Among the issues with Trump’s letter, the Journal notes Trump’s false claims about the Pennsylvania Supreme Court deadline for mail ballots. “He insinuates that the presidential results include thousands of tardy votes, and ‘none of these should have been counted.’ They weren’t, per a directive by Justice Samuel Alito.”
WSJ also debunked Trump’s claim that “25,000 ballots were requested from nursing homes at the exact same time,” noting that the sole source for this claim was a since-retracted “allegation” by Sen. Lindsay Graham.
After debunking several more claims that we won’t bother restating here (we’re sure you’ve heard them before), the WSJ editorial board concluded with a return to the defensiveness that prompted the editorial.
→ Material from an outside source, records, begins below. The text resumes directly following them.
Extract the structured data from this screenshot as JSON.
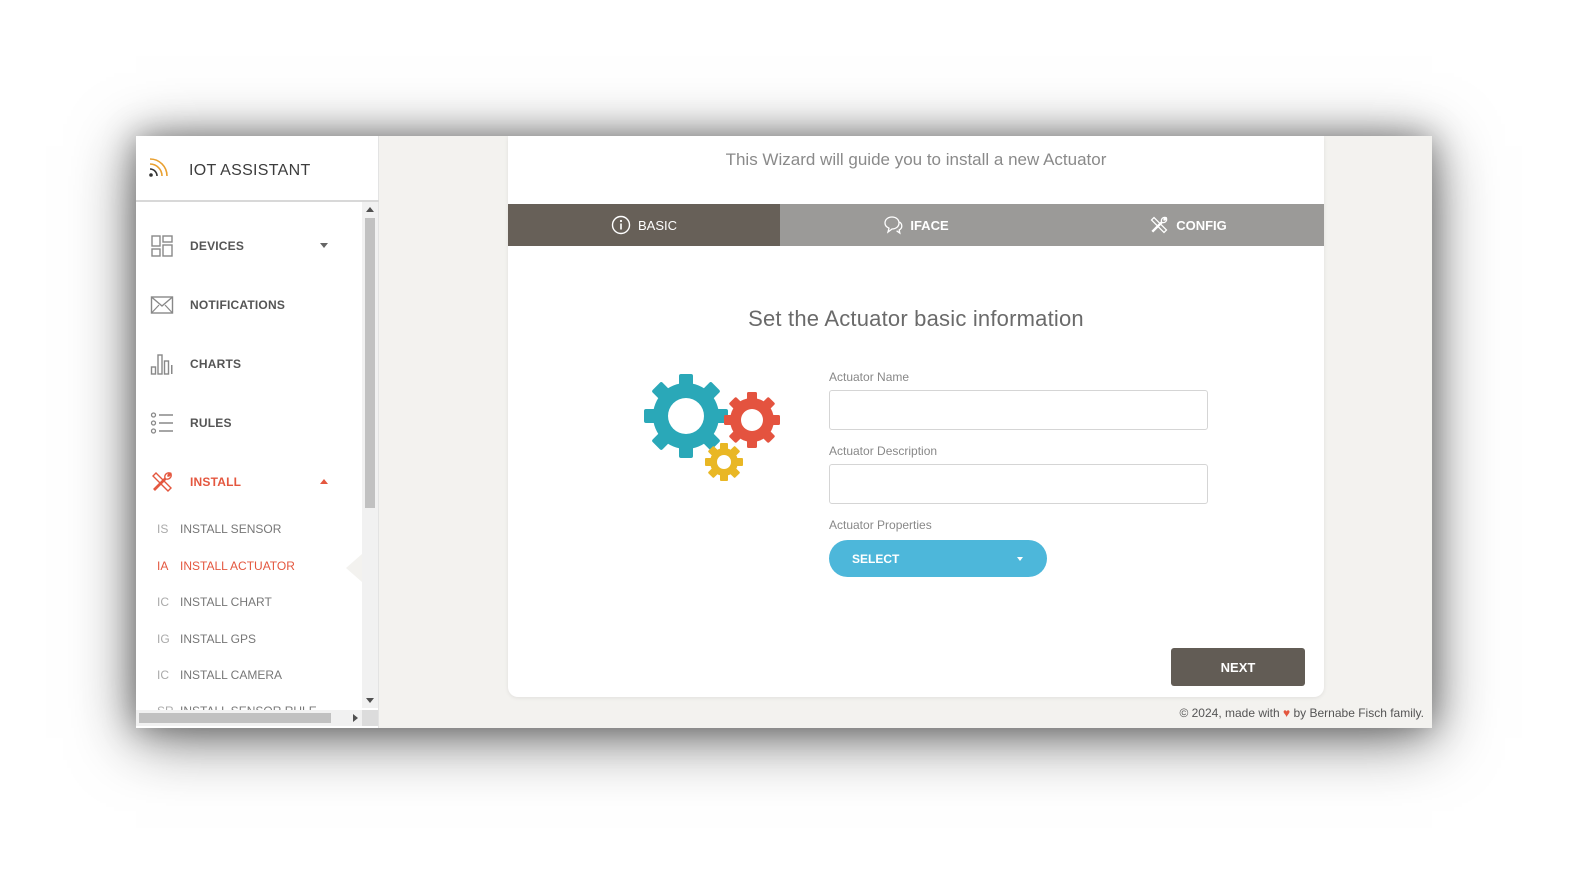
{
  "app": {
    "title": "IOT ASSISTANT"
  },
  "sidebar": {
    "items": [
      {
        "label": "DEVICES",
        "icon": "dashboard-icon",
        "caret": "down"
      },
      {
        "label": "NOTIFICATIONS",
        "icon": "envelope-icon"
      },
      {
        "label": "CHARTS",
        "icon": "bar-chart-icon"
      },
      {
        "label": "RULES",
        "icon": "list-icon"
      },
      {
        "label": "INSTALL",
        "icon": "tools-icon",
        "caret": "up",
        "active": true
      }
    ],
    "subitems": [
      {
        "abbr": "IS",
        "label": "INSTALL SENSOR"
      },
      {
        "abbr": "IA",
        "label": "INSTALL ACTUATOR",
        "active": true
      },
      {
        "abbr": "IC",
        "label": "INSTALL CHART"
      },
      {
        "abbr": "IG",
        "label": "INSTALL GPS"
      },
      {
        "abbr": "IC",
        "label": "INSTALL CAMERA"
      },
      {
        "abbr": "SR",
        "label": "INSTALL SENSOR RULE"
      }
    ]
  },
  "wizard": {
    "intro": "This Wizard will guide you to install a new Actuator",
    "tabs": [
      {
        "label": "BASIC",
        "icon": "info-icon",
        "active": true
      },
      {
        "label": "IFACE",
        "icon": "chat-icon"
      },
      {
        "label": "CONFIG",
        "icon": "tools-icon"
      }
    ],
    "section_title": "Set the Actuator basic information",
    "fields": {
      "name_label": "Actuator Name",
      "name_value": "",
      "description_label": "Actuator Description",
      "description_value": "",
      "properties_label": "Actuator Properties",
      "select_label": "SELECT"
    },
    "next_label": "NEXT"
  },
  "footer": {
    "prefix": "© 2024, made with",
    "heart": "♥",
    "suffix": "by Bernabe Fisch family."
  },
  "colors": {
    "accent": "#e4573f",
    "tab_active": "#676058",
    "tab_inactive": "#9b9a98",
    "select": "#4db7da",
    "gear_teal": "#2aa8b8",
    "gear_red": "#e4533f",
    "gear_yellow": "#e9b724"
  }
}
“Mr. Trump is making these claims elsewhere, so we hardly did him a special favor by letting him respond to our editorial. We offer the same courtesy to others we criticize, even when they make allegations we think are false,” the paper said.
“As for the media clerics, their attempts to censor Mr. Trump have done nothing to diminish his popularity. Our advice would be to examine their own standards after they fell so easily for false Russian collusion claims. They’d have more credibility in refuting Mr. Trump’s,” the piece concluded.